« Marguerite était une petite fille formidable », nous sommes dans les premières minutes du film et toute la tension dramatique est anéantie par l’emploi de cet imparfait : « Marguerite était ». Il n’y aura ni surprise ni rebondissement car tout est dit : « elle avait une maladie, la mucoviscidose, elle l’a emportée, consumée en huit jours. » À partir de là, le film peut commencer, la rencontre avec la fillette peut avoir lieu.
La sujet, aussi grave soit-il, pourrait donner lieu à un récit larmoyant, sorte de parcours fléché de la tragédie : la joie de la naissance, l’annonce de la maladie, l’hôpital, le deuil. Or il n’en est rien. Ce film suit une autre voie, celle de la rencontre avec Marguerite, joyeuse et malade. De quelques semaines à six ans, dans le bain, sur le sein de sa mère, au réveil, lorsqu’elle joue ou se fait soigner. Mais les séquences ne filent pas comme un album souvenir ; une fois passé l’émerveillement, la caméra scrute des moments de vie de l’enfant (qui vit parfois des situations assez cocasses) à travers de longs plans séquences. La durée de ces scènes fait naître des interrogations qui s’intensifient en raison de la fin prématurée de Marguerite. Vers quoi est-ce qu’elle tend puisque ce n’est pas vers l’avenir ?
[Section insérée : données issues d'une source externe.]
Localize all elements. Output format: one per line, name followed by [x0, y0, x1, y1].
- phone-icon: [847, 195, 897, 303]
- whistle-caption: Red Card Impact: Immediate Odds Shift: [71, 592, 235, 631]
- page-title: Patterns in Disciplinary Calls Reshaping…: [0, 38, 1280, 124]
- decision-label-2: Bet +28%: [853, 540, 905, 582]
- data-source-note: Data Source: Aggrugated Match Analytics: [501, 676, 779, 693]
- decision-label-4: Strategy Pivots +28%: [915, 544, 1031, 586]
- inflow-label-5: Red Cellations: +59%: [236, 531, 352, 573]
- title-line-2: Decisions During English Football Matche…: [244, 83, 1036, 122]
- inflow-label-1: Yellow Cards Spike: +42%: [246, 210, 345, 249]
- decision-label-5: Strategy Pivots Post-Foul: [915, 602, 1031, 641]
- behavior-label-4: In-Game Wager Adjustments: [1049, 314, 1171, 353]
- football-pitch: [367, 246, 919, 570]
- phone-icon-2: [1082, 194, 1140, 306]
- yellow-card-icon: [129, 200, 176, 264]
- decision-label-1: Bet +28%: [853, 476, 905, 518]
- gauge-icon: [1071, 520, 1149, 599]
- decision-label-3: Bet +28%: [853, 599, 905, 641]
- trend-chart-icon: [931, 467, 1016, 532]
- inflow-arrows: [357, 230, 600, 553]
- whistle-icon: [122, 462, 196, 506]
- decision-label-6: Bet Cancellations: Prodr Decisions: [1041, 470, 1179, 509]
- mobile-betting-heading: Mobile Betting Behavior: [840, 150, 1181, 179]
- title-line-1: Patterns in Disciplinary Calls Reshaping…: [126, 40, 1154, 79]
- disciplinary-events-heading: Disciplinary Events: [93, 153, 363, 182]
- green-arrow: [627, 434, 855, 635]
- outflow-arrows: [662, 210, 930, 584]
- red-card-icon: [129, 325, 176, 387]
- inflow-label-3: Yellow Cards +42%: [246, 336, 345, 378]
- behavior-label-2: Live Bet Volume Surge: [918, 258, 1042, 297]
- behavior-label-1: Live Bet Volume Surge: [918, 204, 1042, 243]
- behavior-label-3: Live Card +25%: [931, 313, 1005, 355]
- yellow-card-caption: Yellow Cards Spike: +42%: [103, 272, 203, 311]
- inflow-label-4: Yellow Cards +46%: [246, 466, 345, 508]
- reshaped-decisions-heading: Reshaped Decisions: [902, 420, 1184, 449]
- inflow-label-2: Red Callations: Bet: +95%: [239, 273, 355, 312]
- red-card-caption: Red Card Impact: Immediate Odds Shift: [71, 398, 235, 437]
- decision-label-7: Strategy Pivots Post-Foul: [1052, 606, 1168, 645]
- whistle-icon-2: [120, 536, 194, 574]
Aux séquences de vie de famille – extraites de super-8 ou VHS dont les altérations rendent l’image picturale et pittoresque – se juxtaposent des dessins, des peintures, des plans d’un personnage mystérieux, sorte de chaperon rouge, qui avance dans la campagne avec un troupeau. Parabole, épisode biblique ou illustration d’une comptine ? Tout ça à la fois, le film figure un imaginaire d’enfant fait de livres d’histoires et d’animaux caressés à travers un grillage. Car sa particularité est aussi de recréer l’univers visuel et mental d’une petite fille qui n’a vécu que six ans.
Dans les documentaires qui ont pour matière première les films de famille (on pense à Grandir de Dominique Cabrera, également sur les écrans) il faut, on le sait, retravailler le réel, le reprendre encore et encore, couper, monter, rajouter, enlever – le journal du montage en annexe du DVD en témoigne – pour que cette matière devienne un film. En plus de créer de la dramaturgie, il faut aussi, et là c’est moins évident, se poser la question du regard, quel regard le couple d’artistes, les parents, peut-il porter sur la vie de Marguerite ? Cette question est essentielle pour que le spectateur vierge, qui n’a pas de lien avec le sujet, puisse la découvrir, rentrer dans son univers, s’y attacher et que finalement ait lui aussi peur de la perdre.
À noter que la sortie du film sera suivie de l’édition DVD accompagné d’un très beau livre de photos, dessins, journal de montage ainsi que deux textes, l’un de Laurent Mauvignier, l’autre de Cyril Neyrat, qui détaillent et analysent le film avec acuité. Sans se laisser enfermer dans des considérations purement formelles, les deux auteurs relatent également la dimension émotive que recèle ce type de projet, pour preuve cette très belle phrase de Laurent Mauvignier : « Marguerite a perdu la vie, mais la vie, elle, a beaucoup gagné à rencontrer Marguerite. » Et nous aussi.